Freudenstein noted that the company recognises there is a gap in the market where current content is not available fast enough, and said that Foxtel will make content available more quickly through its Express from the US initiative, and through its Presto service that is now streaming movies for AU$9.99 a month.

On the flip side, Shadow Minister for Communications Jason Clare has slammed the government's approach in attempting to defeat online piracy as having "passed the buck back to the industry".

"Malcolm Turnbull and George Brandis have still not settled key issues raised in the discussion paper they released in September. The government has not made clear what steps an ISP should take to deter piracy, and who will bear the costs of those steps," Clare said.

"The government's only concrete decision is to introduce legislation providing for overseas websites facilitating copyright infringement to be blocked in Australia by court order. Site blocking is unlikely to be an effective strategy for dealing with online piracy."

At the same time, Greens communications spokesperson Scott Ludlam has argued that the government's plan for an industry code on copyright will not address the problem.

"The government has not specifically allocated a role for public interest organisations to have a place at the negotiating table. Yet, users will be the ones most affected by this new code," he said.

Ludlam also described the government's decision to give the industry 120 days to develop a code as "farcical".

"This is not enough time to develop a code," he said.

If an agreement on the code is not reached by April 8, 2015, a binding industry code will be set up under the Copyright Act. Ludlam said that if it reaches this point, the Greens will not support amendments to the Copyright Act to allow right holders to apply for court orders requiring ISPs to block access to websites.

"Such a move would be a de facto internet filter, and would allow rights holders to unilaterally require websites to be blocked. This kind of internet filter would not be effective at all, due to the widespread availability of basic VPN software to evade it," he said.

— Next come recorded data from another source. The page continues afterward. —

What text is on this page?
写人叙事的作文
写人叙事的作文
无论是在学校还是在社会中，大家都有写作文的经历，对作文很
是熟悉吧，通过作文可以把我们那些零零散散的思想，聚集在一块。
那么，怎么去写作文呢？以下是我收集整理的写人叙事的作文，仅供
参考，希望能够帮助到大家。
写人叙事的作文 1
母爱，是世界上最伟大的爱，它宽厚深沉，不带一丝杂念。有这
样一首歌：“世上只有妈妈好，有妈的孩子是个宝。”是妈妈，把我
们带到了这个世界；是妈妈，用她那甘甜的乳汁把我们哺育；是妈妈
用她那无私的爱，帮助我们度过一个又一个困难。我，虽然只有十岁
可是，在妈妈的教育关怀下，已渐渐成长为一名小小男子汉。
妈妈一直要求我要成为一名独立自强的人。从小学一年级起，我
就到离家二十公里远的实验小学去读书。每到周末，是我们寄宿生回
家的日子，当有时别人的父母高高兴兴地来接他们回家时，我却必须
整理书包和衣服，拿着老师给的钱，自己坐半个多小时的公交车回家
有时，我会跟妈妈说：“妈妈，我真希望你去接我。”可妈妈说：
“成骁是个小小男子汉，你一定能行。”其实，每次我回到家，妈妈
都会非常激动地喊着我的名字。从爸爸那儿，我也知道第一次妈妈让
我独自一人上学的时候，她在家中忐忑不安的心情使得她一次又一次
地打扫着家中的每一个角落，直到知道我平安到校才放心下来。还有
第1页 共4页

Likewise, Chris Berg, Institute of Public Affairs senior fellow, believes the government's approach is a revival of the former Labor government's internet filter, and that it's a threat to free speech.

"This is nothing more than an internet filter, of the sort which the Coalition proudly opposed when it was proposed by the Rudd and Gillard governments," he said.

"There is no reason to believe that this will reduce copyright infringement in any material way."

Meanwhile, the Pirate Party has compared the federal government's approach to handling online piracy as an "Australian version of the failed US Stop Online Piracy Act".

"Notification schemes, graduated response schemes, and website blocking do not work. They are costly, ineffective, and disproportioned, as evidenced by academia and decisions of foreign courts," said Brendan Molloy, president of the Pirate Party.

"Fighting the internet itself as opposed to solving the lack of convenient and affordable access does not work, nor does propping up business models that rely upon the control of content consumption in the digital environment."

As for what the changes will mean for consumers, Choice said it will only mean harsher consumer penalties while ignoring the drivers of online infringement. It believes it will increase the costs for all internet users, not only pirates, and open the way for the content industry to target consumers with "disproportionate" penalties.

"Outsourcing the piracy crackdown to industry is far from a soft option, because it carries the potential for serious sanctions against consumers, including internet disconnection," said Choice CEO Alan Kirkland.